All the murders occurred along the railroad, leading Mancini to his conclusion about the killer's line of work.
Mancini rattles off the details of the grisly murders: 12 killed in Cleveland and 12 between Youngstown and New Castle. Some were decapitated; some heads were never found. Some were dismembered.
The slain include men and women, black and white. Many of them were transients, some prostitutes.
An upstairs bedroom in Mancini's North Roanoke Avenue home is dedicated to his investigative hobby. Red pegs on a map tacked to the wall pinpoint the locations where each body was found. Files of articles and police documents fill a book shelf.
On TV: Mancini's only connection to the case is his interest. He's writing a book on the murders and his theory about the killer. He's also featured on "Perfect Crimes," a new show on the History Channel. The program featuring Mancini will air at 9 p.m. Thursday, 1 a.m. Friday and 6 p.m. April 29.
The legendary Eliot Ness, most noted for his work in bringing down mobster Al Capone, investigated the cases and concluded the New Castle and Youngstown killings weren't connected to those in Cleveland. Mancini believes other investigators abandoned the connection theory because of Ness' pronouncement.
The killer was dubbed the Mad Butcher of Kingsbury Run, an area near Cleveland where bodies were found. The techniques he used to decapitate and dismember the bodies led authorities to believe he was a doctor in the Cleveland area.
Mancini believes the killer grew up on a farm and that his work with animals, rather than medical training, led to his skill with a knife. Using guidelines created by the FBI, Mancini developed a profile that led him to a suspect. Because the murders started in New Castle, Mancini believes that's where the killer lived.

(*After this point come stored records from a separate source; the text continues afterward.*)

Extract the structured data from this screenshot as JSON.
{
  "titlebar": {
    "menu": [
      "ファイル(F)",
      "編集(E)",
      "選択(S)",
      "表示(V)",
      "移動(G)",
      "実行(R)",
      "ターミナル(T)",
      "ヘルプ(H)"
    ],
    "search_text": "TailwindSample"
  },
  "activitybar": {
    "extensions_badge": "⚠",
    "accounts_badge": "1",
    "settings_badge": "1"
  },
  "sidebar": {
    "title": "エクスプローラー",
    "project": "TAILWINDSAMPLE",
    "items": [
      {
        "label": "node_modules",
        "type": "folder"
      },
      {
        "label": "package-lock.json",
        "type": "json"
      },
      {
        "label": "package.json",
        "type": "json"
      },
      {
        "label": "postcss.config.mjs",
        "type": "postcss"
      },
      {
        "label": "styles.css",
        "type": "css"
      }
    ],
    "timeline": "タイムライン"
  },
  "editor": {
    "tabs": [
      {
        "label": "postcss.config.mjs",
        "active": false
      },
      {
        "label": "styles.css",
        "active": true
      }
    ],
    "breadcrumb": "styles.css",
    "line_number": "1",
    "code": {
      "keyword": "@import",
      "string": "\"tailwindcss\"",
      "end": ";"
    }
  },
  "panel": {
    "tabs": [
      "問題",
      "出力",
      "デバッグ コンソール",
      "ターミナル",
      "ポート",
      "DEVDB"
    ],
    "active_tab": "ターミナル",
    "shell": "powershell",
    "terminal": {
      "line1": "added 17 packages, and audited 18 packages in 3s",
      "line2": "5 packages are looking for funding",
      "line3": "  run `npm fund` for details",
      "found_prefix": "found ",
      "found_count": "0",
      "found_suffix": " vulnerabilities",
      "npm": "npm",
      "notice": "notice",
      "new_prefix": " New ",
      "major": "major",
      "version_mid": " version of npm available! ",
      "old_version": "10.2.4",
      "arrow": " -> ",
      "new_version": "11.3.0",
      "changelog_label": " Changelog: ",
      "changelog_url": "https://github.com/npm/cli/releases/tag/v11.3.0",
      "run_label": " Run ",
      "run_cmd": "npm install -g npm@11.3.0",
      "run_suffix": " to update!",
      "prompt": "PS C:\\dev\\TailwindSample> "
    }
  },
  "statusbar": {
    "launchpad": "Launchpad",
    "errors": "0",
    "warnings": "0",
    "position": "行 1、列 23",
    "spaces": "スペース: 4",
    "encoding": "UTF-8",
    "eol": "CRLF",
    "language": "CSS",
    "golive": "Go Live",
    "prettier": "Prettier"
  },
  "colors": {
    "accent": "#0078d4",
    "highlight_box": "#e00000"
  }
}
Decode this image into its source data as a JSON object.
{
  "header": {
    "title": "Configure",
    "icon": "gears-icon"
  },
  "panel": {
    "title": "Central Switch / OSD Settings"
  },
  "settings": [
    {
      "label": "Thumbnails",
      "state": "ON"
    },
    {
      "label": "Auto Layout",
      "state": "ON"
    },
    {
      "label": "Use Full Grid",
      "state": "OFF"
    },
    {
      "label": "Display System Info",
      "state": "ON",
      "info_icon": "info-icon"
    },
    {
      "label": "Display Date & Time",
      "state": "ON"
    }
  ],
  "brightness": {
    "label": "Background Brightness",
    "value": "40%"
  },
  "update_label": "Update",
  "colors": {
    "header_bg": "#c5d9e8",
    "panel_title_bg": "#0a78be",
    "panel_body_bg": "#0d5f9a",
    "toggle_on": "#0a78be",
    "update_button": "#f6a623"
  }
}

"I did a crisscross of everybody who lived in New Castle at that time and worked for the railroad," he said.
Likely suspect: Because serial killers generally don't stop killing until they're either caught or killed, Mancini theorized that the murderer died about six months after the last killing.
He used the history room in the library in New Castle to look up obituaries, looking for someone who died during that time and matched the other profile characteristics.
His research led him to a man who enlisted in the Army at 43 and died in an explosion while at training camp 50 days after the last murder was committed. Mancini declined to identify his suspect, citing relatives who remain in the area.
He has been invited to present his theory to the Vidocq Society, a nonprofit international organization based in Philadelphia.
The group, named for an 18th-century French detective, includes experts in forensic science and criminal investigation who look into cold cases.
Richard Walter, a founder of the organization and a forensic psychologist and crime profiler, said he initially considered Mancini one of the Sherlock Holmes wannabes who often contact him about cases.
"Then I became somewhat interested," he said. "I thought, 'There's some potential there.'"
Mancini is "certainly going in the right direction," Walter said, adding that the new hypothesis is more plausible than what's previously been suggested about the case.
After Mancini's presentation, a date for which hasn't been set, Vidocq members will help Mancini in his investigation and try to determine if his idea is correct.
A driver for ABF trucking company, Mancini became an amateur detective about nine years ago when surgery on his shoulder kept him out of work.
How he began: He was wandering the library, searching for reading material when a book caught his eye. "It was the Encyclopedia of Serial Killers, and it was a big book, so it stuck out on the shelf," Mancini said.
He started leafing through and read about a series of murders that occurred from the 1920s through the 1940s in the Cleveland area.
"It said there were similar murders at the time in Youngstown and New Castle, but they were never connected," Mancini said.
So he started digging out old articles in The Vindicator and Cleveland and New Castle newspapers.
"I got some strange looks at the library because I was asking for these articles with headlines like 'Headless body found,' 'Another torso found,'" he said.